Publié le 13 mai 2012 par Copeau @Contrepoints

Voilà une question qu’on peut se poser. L’hégémonie culturelle de la gauche est si forte, qu’elle a imposé ses évidences : qu’est-ce qui peut bien justifier l’existence de la droite ? La réponse,  Paul François Paoli la développe dans un livre paru en 1999, Comment peut-on être de droite ?, chez Albin Michel. Il expose les raisons qui justifient l’existence d’une droite sûre d’elle et de ses valeurs. Recension de l’ouvrage.

Par Anton Wagner.

Comment peut-on être de droite ?
La prospérité du FN

Paul François Paoli décrit d’abord comment, dans les années 1980, la gauche fut  responsable de la montée en puissance de l’extrême droite. (On verra, dans un second temps, qu’il n’est pas avare de reproches envers la droite non plus.)

Dès après 1945, la gauche marxiste s’employa à disqualifier comme fasciste « tout un pan des valeurs conservatrices [...], discrédité par l’usage qu’en avait fait Vichy. » On retrouve-là la bien connue stratégie de terrorisme intellectuel reposant sur le maniement tétanisant de la reductio ad hitlerum. Mais, à cette époque, le charisme gaullien contrebalançait, dans l’opinion, ce matraquage mensonger.

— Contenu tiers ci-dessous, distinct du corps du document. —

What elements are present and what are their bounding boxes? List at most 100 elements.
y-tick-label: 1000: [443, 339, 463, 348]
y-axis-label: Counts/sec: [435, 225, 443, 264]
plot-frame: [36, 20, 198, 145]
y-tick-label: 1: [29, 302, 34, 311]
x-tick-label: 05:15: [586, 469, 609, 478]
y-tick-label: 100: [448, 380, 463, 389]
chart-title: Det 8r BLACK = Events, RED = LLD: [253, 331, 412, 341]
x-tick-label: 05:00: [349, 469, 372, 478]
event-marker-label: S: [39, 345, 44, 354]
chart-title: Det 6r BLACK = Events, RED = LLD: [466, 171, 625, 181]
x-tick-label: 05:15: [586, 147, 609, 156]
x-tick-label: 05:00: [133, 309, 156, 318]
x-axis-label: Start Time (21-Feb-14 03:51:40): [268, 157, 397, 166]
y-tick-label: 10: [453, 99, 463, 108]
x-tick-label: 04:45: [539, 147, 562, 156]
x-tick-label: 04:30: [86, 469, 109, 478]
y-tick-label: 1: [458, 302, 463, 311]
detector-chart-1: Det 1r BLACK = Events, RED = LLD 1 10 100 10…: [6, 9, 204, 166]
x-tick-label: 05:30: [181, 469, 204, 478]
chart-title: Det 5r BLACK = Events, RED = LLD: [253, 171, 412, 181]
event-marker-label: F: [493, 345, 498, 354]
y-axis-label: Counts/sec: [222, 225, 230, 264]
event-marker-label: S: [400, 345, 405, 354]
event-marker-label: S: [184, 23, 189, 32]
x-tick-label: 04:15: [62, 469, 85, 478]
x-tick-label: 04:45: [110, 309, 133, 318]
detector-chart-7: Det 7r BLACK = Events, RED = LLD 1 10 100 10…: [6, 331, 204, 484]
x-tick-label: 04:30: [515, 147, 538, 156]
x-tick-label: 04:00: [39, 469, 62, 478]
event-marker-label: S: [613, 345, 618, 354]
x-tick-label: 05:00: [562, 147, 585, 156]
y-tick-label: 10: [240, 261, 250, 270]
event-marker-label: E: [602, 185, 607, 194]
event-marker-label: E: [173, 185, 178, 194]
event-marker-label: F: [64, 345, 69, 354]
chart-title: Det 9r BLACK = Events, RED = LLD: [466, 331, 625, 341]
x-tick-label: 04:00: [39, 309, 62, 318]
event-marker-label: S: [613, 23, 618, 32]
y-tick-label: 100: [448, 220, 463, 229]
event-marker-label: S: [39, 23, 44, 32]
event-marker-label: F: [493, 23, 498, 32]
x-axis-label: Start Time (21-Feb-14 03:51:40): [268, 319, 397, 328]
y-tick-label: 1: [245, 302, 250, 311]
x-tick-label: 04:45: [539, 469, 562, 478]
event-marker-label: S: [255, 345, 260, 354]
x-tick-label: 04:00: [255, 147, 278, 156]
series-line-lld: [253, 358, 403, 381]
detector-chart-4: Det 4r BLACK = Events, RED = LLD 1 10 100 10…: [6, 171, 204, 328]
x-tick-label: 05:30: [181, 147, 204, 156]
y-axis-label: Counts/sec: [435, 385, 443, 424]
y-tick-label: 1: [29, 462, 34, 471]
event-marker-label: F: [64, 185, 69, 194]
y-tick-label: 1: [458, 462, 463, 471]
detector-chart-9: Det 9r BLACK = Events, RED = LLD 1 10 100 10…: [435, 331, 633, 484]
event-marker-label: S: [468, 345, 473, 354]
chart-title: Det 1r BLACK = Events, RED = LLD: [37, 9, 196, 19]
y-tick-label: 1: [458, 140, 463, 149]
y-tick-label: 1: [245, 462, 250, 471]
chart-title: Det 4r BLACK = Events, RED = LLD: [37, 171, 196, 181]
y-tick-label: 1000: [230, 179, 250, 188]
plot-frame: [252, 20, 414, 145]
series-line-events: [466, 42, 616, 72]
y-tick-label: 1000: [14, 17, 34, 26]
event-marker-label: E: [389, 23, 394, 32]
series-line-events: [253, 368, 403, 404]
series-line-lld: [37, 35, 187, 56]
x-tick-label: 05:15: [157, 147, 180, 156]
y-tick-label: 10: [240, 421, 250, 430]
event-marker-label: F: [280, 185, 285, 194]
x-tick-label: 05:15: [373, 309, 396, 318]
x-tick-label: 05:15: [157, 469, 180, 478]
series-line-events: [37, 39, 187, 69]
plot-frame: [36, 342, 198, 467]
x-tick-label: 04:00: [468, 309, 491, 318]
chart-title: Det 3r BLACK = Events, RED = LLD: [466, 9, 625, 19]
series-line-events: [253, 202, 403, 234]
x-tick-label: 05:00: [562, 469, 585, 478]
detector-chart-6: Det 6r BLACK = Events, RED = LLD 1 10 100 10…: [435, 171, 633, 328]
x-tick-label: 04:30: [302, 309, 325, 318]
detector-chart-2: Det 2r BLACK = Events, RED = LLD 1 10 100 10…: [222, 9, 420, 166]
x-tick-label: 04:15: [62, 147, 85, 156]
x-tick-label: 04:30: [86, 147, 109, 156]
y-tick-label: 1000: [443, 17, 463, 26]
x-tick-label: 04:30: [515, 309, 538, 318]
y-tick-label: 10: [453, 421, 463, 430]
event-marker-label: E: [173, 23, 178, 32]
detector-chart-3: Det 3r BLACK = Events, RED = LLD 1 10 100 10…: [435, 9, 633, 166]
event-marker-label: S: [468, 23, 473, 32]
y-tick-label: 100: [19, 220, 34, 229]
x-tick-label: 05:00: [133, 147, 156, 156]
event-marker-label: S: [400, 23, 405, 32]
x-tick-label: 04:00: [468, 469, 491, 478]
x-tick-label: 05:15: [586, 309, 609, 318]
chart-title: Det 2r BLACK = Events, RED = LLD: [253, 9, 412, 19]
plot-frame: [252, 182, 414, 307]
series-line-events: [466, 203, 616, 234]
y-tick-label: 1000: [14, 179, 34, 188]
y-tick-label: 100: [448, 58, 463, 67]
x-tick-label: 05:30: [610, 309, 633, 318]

Puis vint l’effondrement du communisme et le reflux du marxisme. Cette évolution s’accompagna de la monté en puissance du PS. Alors, littéralement, la gauche changea de peuple. Elle troqua celui des usines et du Front populaire pour celui que Mai 68 avait porté sur les fonds baptismaux, « plus en phase avec l’air du temps, plus jeune et plus féminin, plus branché en diable » (p. 79). Le langage de la gauche glissa, délaissant la question sociale pour les questions sociétales (la causes des minorités et des immigrés, le droit à la différence), tout en embrassant un individualisme transgressif et hédoniste.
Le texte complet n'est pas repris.